Maria Barroso passou a estar ligada à UCP depois do filho ter sobrevivido a um grave acidente em Angola. Foi então que se converteu ao catolicismo.

“A impressão pessoal que tinha dela é que era uma pessoa com uma presença pessoal muito forte, com um grande carisma, uma enorme capacidade do uso da palavra. Várias vezes a ouvi falar da importância de uma educação para a cidadania, que era uma coisa que ela dizia muito”, disse Arnaldo Gonçalves.

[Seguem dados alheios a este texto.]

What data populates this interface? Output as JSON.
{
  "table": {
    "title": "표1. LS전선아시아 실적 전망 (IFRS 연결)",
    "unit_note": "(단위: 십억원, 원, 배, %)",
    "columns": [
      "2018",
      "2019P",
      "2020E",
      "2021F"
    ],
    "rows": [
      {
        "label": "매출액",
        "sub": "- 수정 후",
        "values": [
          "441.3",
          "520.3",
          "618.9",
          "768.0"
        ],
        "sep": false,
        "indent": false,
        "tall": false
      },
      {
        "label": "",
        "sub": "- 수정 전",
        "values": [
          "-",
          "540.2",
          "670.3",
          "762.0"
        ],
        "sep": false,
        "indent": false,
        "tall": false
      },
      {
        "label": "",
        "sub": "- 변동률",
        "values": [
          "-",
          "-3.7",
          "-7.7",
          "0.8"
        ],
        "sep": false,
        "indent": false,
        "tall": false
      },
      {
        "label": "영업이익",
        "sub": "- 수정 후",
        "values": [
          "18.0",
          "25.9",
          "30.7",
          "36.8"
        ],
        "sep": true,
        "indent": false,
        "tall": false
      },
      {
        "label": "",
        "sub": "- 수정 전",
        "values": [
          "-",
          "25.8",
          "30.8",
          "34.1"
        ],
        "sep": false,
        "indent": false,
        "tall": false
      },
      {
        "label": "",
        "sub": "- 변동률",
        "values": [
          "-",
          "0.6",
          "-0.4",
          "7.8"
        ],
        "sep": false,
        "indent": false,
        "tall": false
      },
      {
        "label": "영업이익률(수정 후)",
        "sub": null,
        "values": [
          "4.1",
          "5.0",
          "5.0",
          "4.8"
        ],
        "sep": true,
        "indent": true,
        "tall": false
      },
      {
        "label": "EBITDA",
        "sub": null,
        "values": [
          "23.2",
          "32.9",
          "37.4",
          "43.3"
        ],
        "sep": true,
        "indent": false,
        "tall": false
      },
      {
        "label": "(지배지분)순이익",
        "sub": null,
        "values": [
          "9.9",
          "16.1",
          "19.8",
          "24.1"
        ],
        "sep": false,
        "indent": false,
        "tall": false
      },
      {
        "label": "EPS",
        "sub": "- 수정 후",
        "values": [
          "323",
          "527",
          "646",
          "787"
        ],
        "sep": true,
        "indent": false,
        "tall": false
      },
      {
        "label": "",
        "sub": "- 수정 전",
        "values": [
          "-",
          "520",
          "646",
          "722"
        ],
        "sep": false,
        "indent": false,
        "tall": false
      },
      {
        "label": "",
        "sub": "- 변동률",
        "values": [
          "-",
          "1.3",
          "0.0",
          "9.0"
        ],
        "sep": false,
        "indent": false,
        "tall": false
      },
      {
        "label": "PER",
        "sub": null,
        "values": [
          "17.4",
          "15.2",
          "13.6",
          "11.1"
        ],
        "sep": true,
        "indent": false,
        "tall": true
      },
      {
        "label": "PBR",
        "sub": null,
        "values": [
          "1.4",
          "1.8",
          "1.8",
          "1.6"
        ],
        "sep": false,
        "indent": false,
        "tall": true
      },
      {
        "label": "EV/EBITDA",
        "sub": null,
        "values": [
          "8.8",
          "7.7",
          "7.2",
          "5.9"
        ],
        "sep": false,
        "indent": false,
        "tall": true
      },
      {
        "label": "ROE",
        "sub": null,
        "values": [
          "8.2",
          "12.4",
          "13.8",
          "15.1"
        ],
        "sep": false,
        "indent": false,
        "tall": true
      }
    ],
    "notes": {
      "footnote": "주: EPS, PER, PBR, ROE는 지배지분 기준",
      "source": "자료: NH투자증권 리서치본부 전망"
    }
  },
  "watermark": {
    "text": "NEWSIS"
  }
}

Para Fernando Sales Lopes, essa ligação à religião mostra bem como Maria Barroso nunca fugiu aos seus ideais. “A Maria Barroso foi uma pessoa íntegra, que defendeu sempre as suas ideias sem se curvar, uma lutadora em todos os aspectos. Toda a gente sabe que Mário Soares é ateu e quando o filho teve um acidente em Angola, ela converteu-se ao catolicismo. A partir daí passou a ser uma mulher crente, sem se afrontar com Mário Soares.”

À Rádio Macau, Jorge Neto Valente, presidente da Associação dos Advogados de Macau (AAM), recordou uma viagem oficial feita pelo casal a Macau, no final dos anos 70, inícios de 80. Neto Valente foi com Soares e a mulher até Cantão, de carro, em dia de tufão. “Mesmo assim houve aqui um encontro de pessoas que os estimavam”, lembra o advogado, recordando uma mulher “sempre muito coerente, sempre com muita dignidade”.

Tiago Bonucci Pereira, líder da secção do PS em Macau, frisou que “faleceu uma grande mulher que deixa um legado muito importante, com uma vida marcada pela democracia e causas sociais. Estará sempre ligada à luta contra o fascismo e a fundação do PS. É um exemplo de cidadania e humanismo”.